Tous ces rappels pour éviter de tirer des conclusions erronées à propos du CRIDI. Jusqu’à présent, 90% de ses jugements avaient été favorables aux compagnies internationales et tout particulièrement quand la plaignante était une entreprise des Etats-Unis. Par conséquent, devant celui-ci en faveur d’un pays, et des autres, qui lutte contre le cancer, ce serait une grave erreur de généraliser et d’accorder aux gouvernants du Frente Amplio un vote de confiance au moment où ils mettent en œuvre un ajustement fiscal qui porte préjudice aux salariés et aux retraités.

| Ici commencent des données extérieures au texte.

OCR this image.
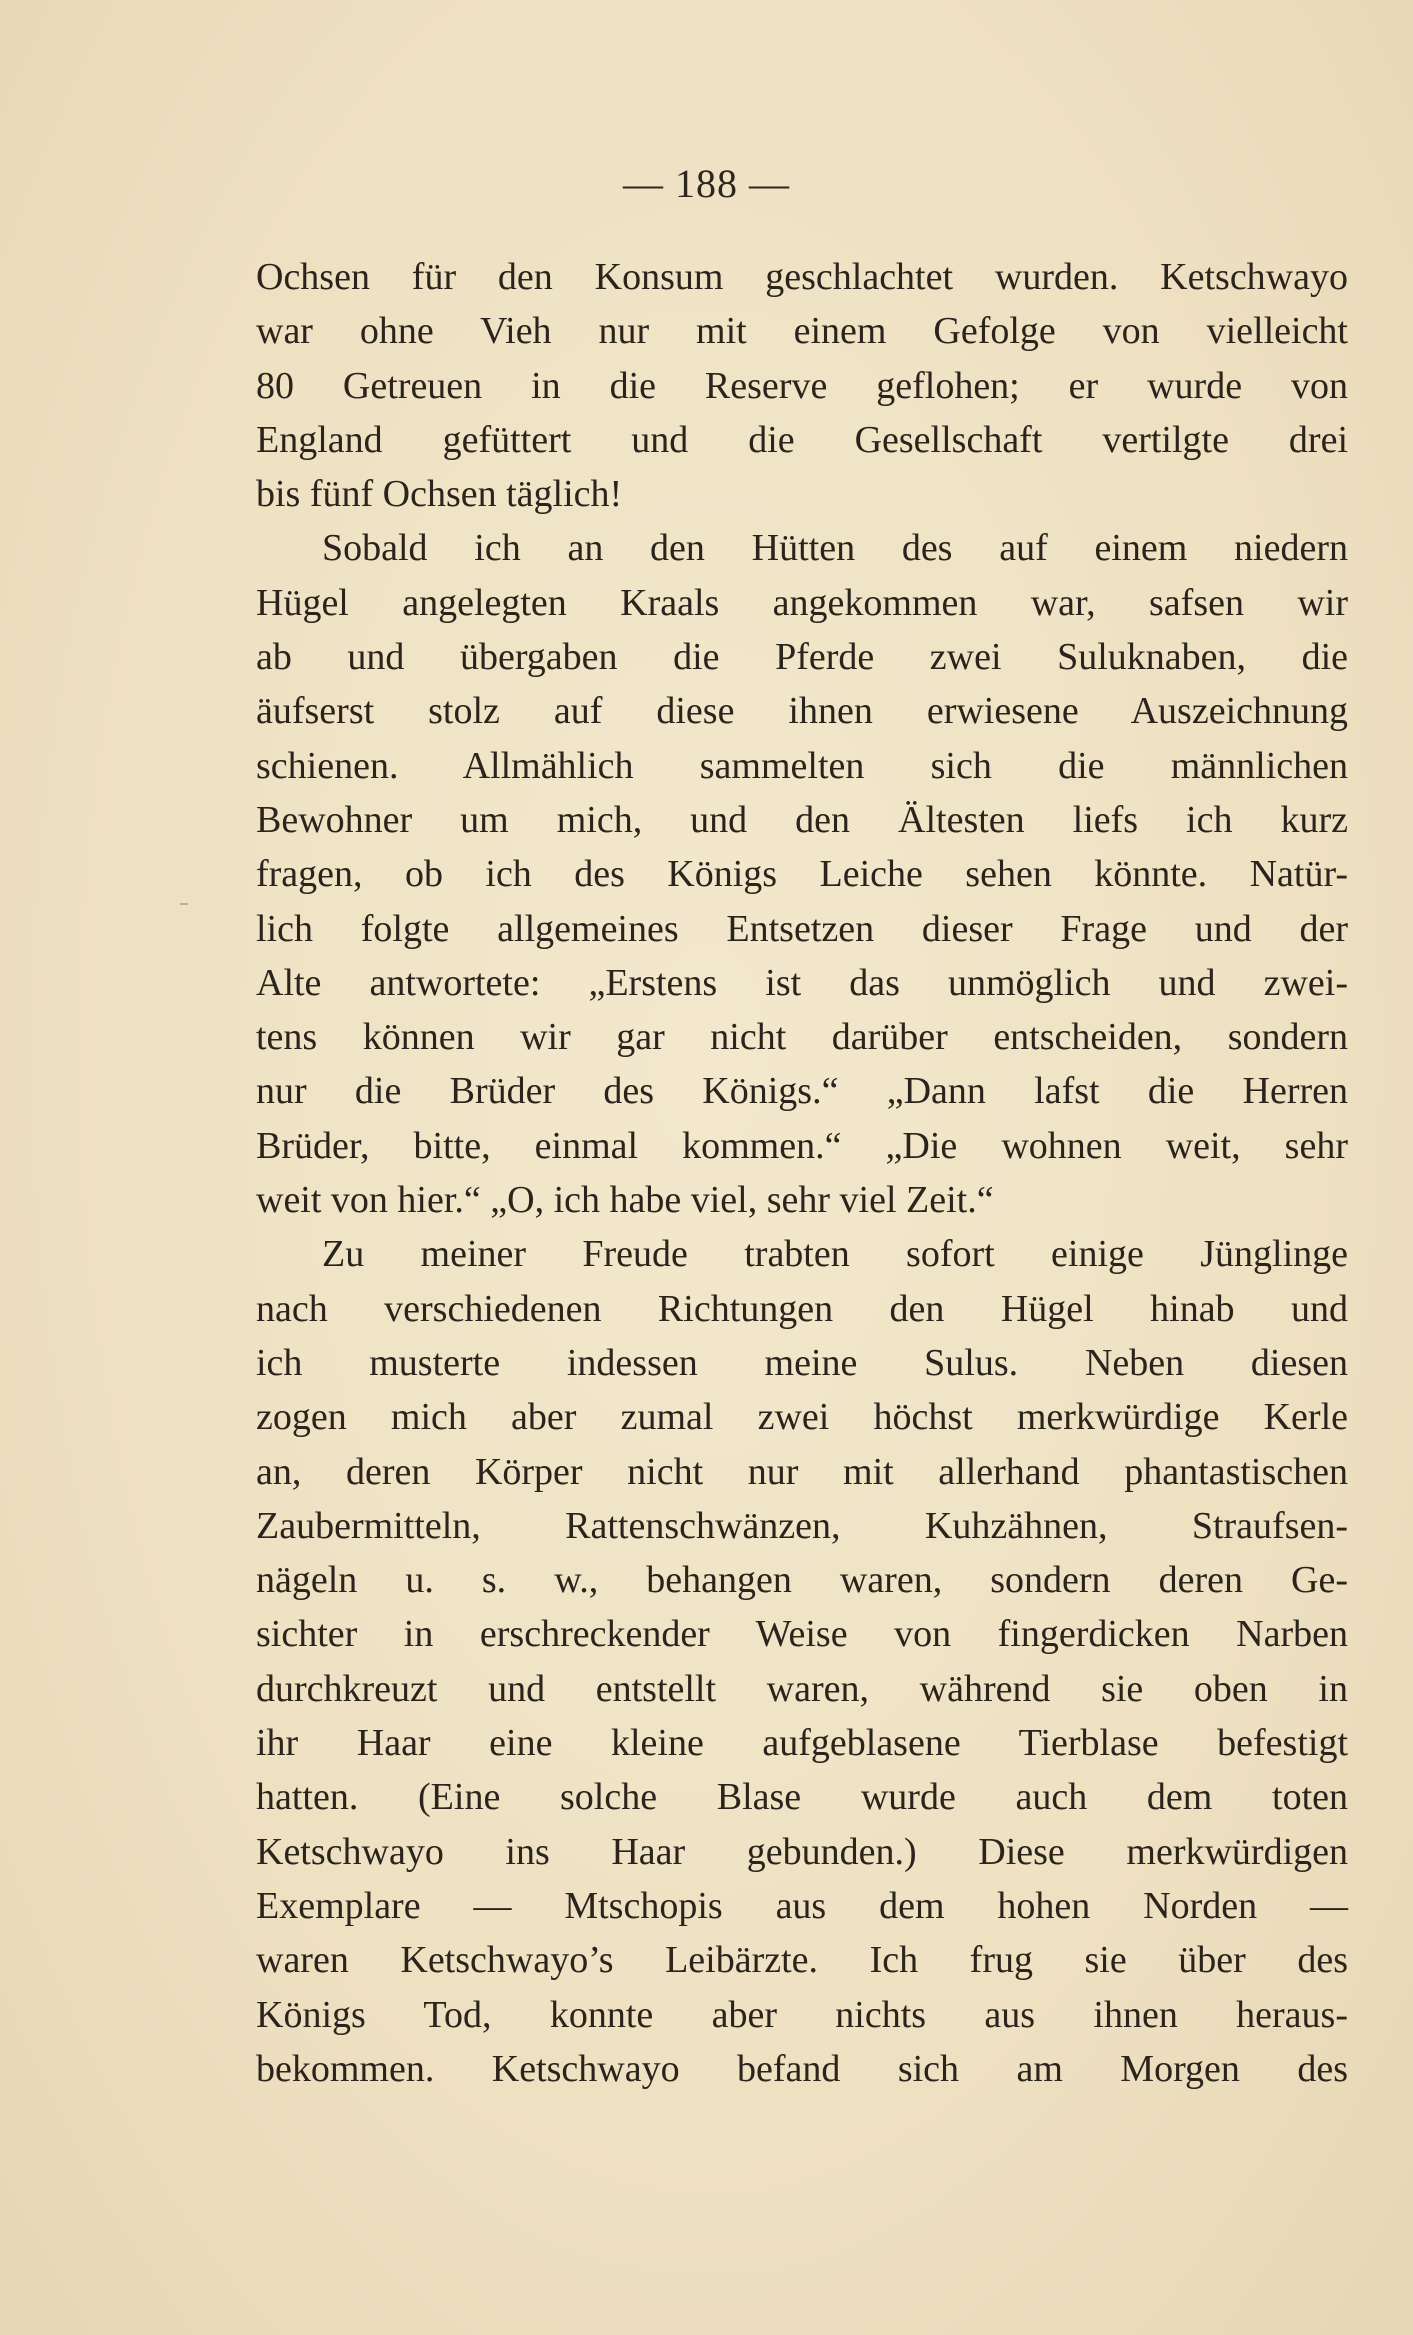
— 188 —
Ochsen für den Konsum geschlachtet wurden. Ketschwayo
war ohne Vieh nur mit einem Gefolge von vielleicht
80 Getreuen in die Reserve geflohen; er wurde von
England gefüttert und die Gesellschaft vertilgte drei
bis fünf Ochsen täglich!
Sobald ich an den Hütten des auf einem niedern
Hügel angelegten Kraals angekommen war, safsen wir
ab und übergaben die Pferde zwei Suluknaben, die
äufserst stolz auf diese ihnen erwiesene Auszeichnung
schienen. Allmählich sammelten sich die männlichen
Bewohner um mich, und den Ältesten liefs ich kurz
fragen, ob ich des Königs Leiche sehen könnte. Natür-
lich folgte allgemeines Entsetzen dieser Frage und der
Alte antwortete: „Erstens ist das unmöglich und zwei-
tens können wir gar nicht darüber entscheiden, sondern
nur die Brüder des Königs.“ „Dann lafst die Herren
Brüder, bitte, einmal kommen.“ „Die wohnen weit, sehr
weit von hier.“ „O, ich habe viel, sehr viel Zeit.“
Zu meiner Freude trabten sofort einige Jünglinge
nach verschiedenen Richtungen den Hügel hinab und
ich musterte indessen meine Sulus. Neben diesen
zogen mich aber zumal zwei höchst merkwürdige Kerle
an, deren Körper nicht nur mit allerhand phantastischen
Zaubermitteln, Rattenschwänzen, Kuhzähnen, Straufsen-
nägeln u. s. w., behangen waren, sondern deren Ge-
sichter in erschreckender Weise von fingerdicken Narben
durchkreuzt und entstellt waren, während sie oben in
ihr Haar eine kleine aufgeblasene Tierblase befestigt
hatten. (Eine solche Blase wurde auch dem toten
Ketschwayo ins Haar gebunden.) Diese merkwürdigen
Exemplare — Mtschopis aus dem hohen Norden —
waren Ketschwayo’s Leibärzte. Ich frug sie über des
Königs Tod, konnte aber nichts aus ihnen heraus-
bekommen. Ketschwayo befand sich am Morgen des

Dans cette crise gouvernementale d’aujourd’hui, marquée par des protestations, des grèves et des manifestations contre l’ajustement, il faut rappeler que malgré la baisse des taux de tabagisme en Uruguay suite aux mesures prises par les gouvernements du Frente Amplio, le pays continue d’avoir l’indice le plus élevé de cancer en Amérique du Sud. Assurément, comme le démontrent les recherches dans le monde entier, une responsabilité indiscutable en revient aux semences bio-dégradées de Monsanto et d’autres compagnies créatrices de transgéniques et vendeuses d’agro-toxiques. Et c’est le gouvernement du Frente Amplio qui a promu et imposé en Uruguay le soja et autres semences transgéniques, dans l’accomplissement de la «Fête des commodities», comme les traders appellent les matières premières, minérales et agricoles, qu’exportent les pays d’Amérique latine.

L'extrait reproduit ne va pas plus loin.